There are celebrities.

I said hi to the brilliant John DeLancie (aka Q). It was quiet when we were there and it was a tiny room, so I was standing just a few feet away from him when I walked in the room. I know I had a huge smile on my face when he looked up, so I said hi and he said hi back. It was neat to make that little connection. We enjoyed the Q&A sessions we listened to. Marina Sirtis (Troi) was really funny and Gates McFadden (Crusher) so genuine and geeky.IMG_4008 2

I wouldn’t rank myself up in the “celebrity” status, but the very first afternoon I was at the weaving conference I felt like a celebrity. Someone recognized the fabric my shirt was made from (one of my designs) from Instagram photos. A student from a workshop I taught last summer came over and told me how much she had loved that class and how glad she was that I was there. An Etsy customer that I did a big custom order for came and found me in my classroom to show me the loom she made with her tiny weaving loom kit. One student handed me a handwritten thank you note at the end of class to say thanks for teaching her. I felt like a rock star. It was awesome.

I felt some awkward empathy with the Star Trek actors. The conference was small and not very busy and many of them were sitting at tables covered in glossy photos, surfing Twitter on their phones and waiting for people to come over and chat.

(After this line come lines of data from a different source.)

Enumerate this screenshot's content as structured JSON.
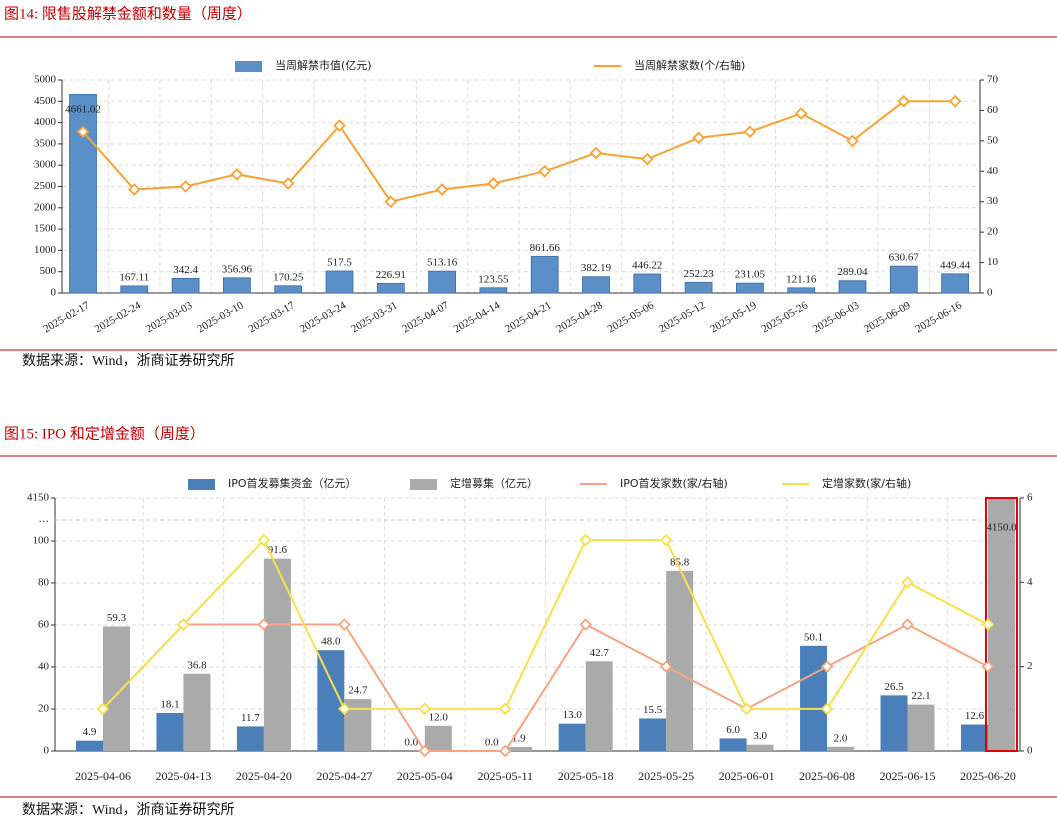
{
  "chart_data": [
    {
      "type": "bar",
      "title": "图14:  限售股解禁金额和数量（周度）",
      "source": "数据来源：Wind，浙商证券研究所",
      "categories": [
        "2025-02-17",
        "2025-02-24",
        "2025-03-03",
        "2025-03-10",
        "2025-03-17",
        "2025-03-24",
        "2025-03-31",
        "2025-04-07",
        "2025-04-14",
        "2025-04-21",
        "2025-04-28",
        "2025-05-06",
        "2025-05-12",
        "2025-05-19",
        "2025-05-26",
        "2025-06-03",
        "2025-06-09",
        "2025-06-16"
      ],
      "series": [
        {
          "name": "当周解禁市值(亿元)",
          "type": "bar",
          "color": "#5b8fc7",
          "values": [
            4661.02,
            167.11,
            342.4,
            356.96,
            170.25,
            517.5,
            226.91,
            513.16,
            123.55,
            861.66,
            382.19,
            446.22,
            252.23,
            231.05,
            121.16,
            289.04,
            630.67,
            449.44
          ]
        },
        {
          "name": "当周解禁家数(个/右轴)",
          "type": "line",
          "axis": "y2",
          "color": "#f7a232",
          "values": [
            53,
            34,
            35,
            39,
            36,
            55,
            30,
            34,
            36,
            40,
            46,
            44,
            51,
            53,
            59,
            50,
            63,
            63
          ]
        }
      ],
      "ylim": [
        0,
        5000
      ],
      "yticks": [
        0,
        500,
        1000,
        1500,
        2000,
        2500,
        3000,
        3500,
        4000,
        4500,
        5000
      ],
      "y2lim": [
        0,
        70
      ],
      "y2ticks": [
        0,
        10,
        20,
        30,
        40,
        50,
        60,
        70
      ],
      "grid": true
    },
    {
      "type": "bar",
      "title": "图15:  IPO 和定增金额（周度）",
      "source": "数据来源：Wind，浙商证券研究所",
      "categories": [
        "2025-04-06",
        "2025-04-13",
        "2025-04-20",
        "2025-04-27",
        "2025-05-04",
        "2025-05-11",
        "2025-05-18",
        "2025-05-25",
        "2025-06-01",
        "2025-06-08",
        "2025-06-15",
        "2025-06-20"
      ],
      "series": [
        {
          "name": "IPO首发募集资金（亿元）",
          "type": "bar",
          "color": "#4a7fb9",
          "values": [
            4.9,
            18.1,
            11.7,
            48.0,
            0.0,
            0.0,
            13.0,
            15.5,
            6.0,
            50.1,
            26.5,
            12.6
          ],
          "value_labels": [
            "4.9",
            "18.1",
            "11.7",
            "48.0",
            "0.0",
            "0.0",
            "13.0",
            "15.5",
            "6.0",
            "50.1",
            "26.5",
            "12.6"
          ]
        },
        {
          "name": "定增募集（亿元）",
          "type": "bar",
          "color": "#aaaaaa",
          "values": [
            59.3,
            36.8,
            91.6,
            24.7,
            12.0,
            1.9,
            42.7,
            85.8,
            3.0,
            2.0,
            22.1,
            4150.0
          ],
          "value_labels": [
            "59.3",
            "36.8",
            "91.6",
            "24.7",
            "12.0",
            "1.9",
            "42.7",
            "85.8",
            "3.0",
            "2.0",
            "22.1",
            "4150.0"
          ]
        },
        {
          "name": "IPO首发家数(家/右轴)",
          "type": "line",
          "axis": "y2",
          "color": "#f4a582",
          "values": [
            1,
            3,
            3,
            3,
            0,
            0,
            3,
            2,
            1,
            2,
            3,
            2
          ]
        },
        {
          "name": "定增家数(家/右轴)",
          "type": "line",
          "axis": "y2",
          "color": "#f8e04b",
          "values": [
            1,
            3,
            5,
            1,
            1,
            1,
            5,
            5,
            1,
            1,
            4,
            3
          ]
        }
      ],
      "ylim": [
        0,
        4150
      ],
      "yticks": [
        0,
        20,
        40,
        60,
        80,
        100,
        4150
      ],
      "y_break": {
        "from": 100,
        "to": 4150,
        "label": "..."
      },
      "y2lim": [
        0,
        6
      ],
      "y2ticks": [
        0,
        2,
        4,
        6
      ],
      "grid": true
    }
  ]
}
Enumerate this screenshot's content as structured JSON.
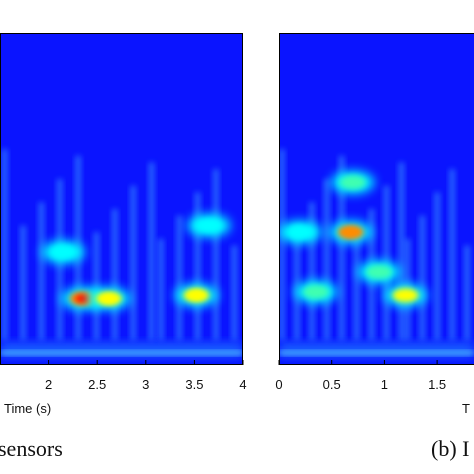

I have sat at art shows and smiled at streams of people who walk right by. My art might not be your thing, but imagine what it’s like to have your art be yourself (as an actor) and have people just walk by. That must be SO hard. I know that watching someone pick up one of my scarves and smile at the fabric design is the best feeling; I can just see the connection. It felt weird to me to go over and chat with strangers about a show they made 30 years ago, so I hope that my big smile as I walked by conveyed a little how much I appreciate their work.

There is geeky stuff to buy.

IMG_3957It’s a vendor’s dream: an audience that is guaranteed to love what you are selling. There are things to collect. There are things you can’t get anywhere else. There are people selling things because they love what they do and are just as big a geek as you are. There are t-shirts if you want to proclaim your geeky-love to the world and there are things that you know you will be the only one at your workplace that knows what that thing is sitting on your desk because it belongs to a special level of geekiness. There are always silver jewelry charms that are made in the shape of something thematic (drop spindles, Star Fleet communicators) and coffee mugs with the conference logo. There are always large unisex t-shirts that are big and baggy on me. (That’s a personal pet-peeve.)

There are people who love what you love.

When I thought about writing this post, I immediately thought of that quote by Wil Wheaton (coincidentally a Star Trek actor) which I posted above. Cons are where you find those people who love the same stuff that you do and you all are there celebrating the way that you love it. It’s pretty cool to be able to wear a shirt that has weaving shuttles all over it and have someone stop dead in the hallway and say “That’s so awesome!” and not “What the $%# is on your shirt?” It’s fun to be a part of a tribe.

That’s kind of the whole philosophy behind my Etsy shop, honestly. I am a fiber art geek and I make things for other fiber art geeks. That’s what makes it fun. I don’t do it because it is fun sewing dozens of zipper bags (that is super boring, I will be honest). My job is making things that help people celebrate the things that they love. That’s fun.

Have you ever been to a conference focused on a particular theme that is near-and-dear to your heart? I had a great time at both places and it was great to be a geek along with all of the other geeks. It wouldn’t be as much fun if we weren’t all there together.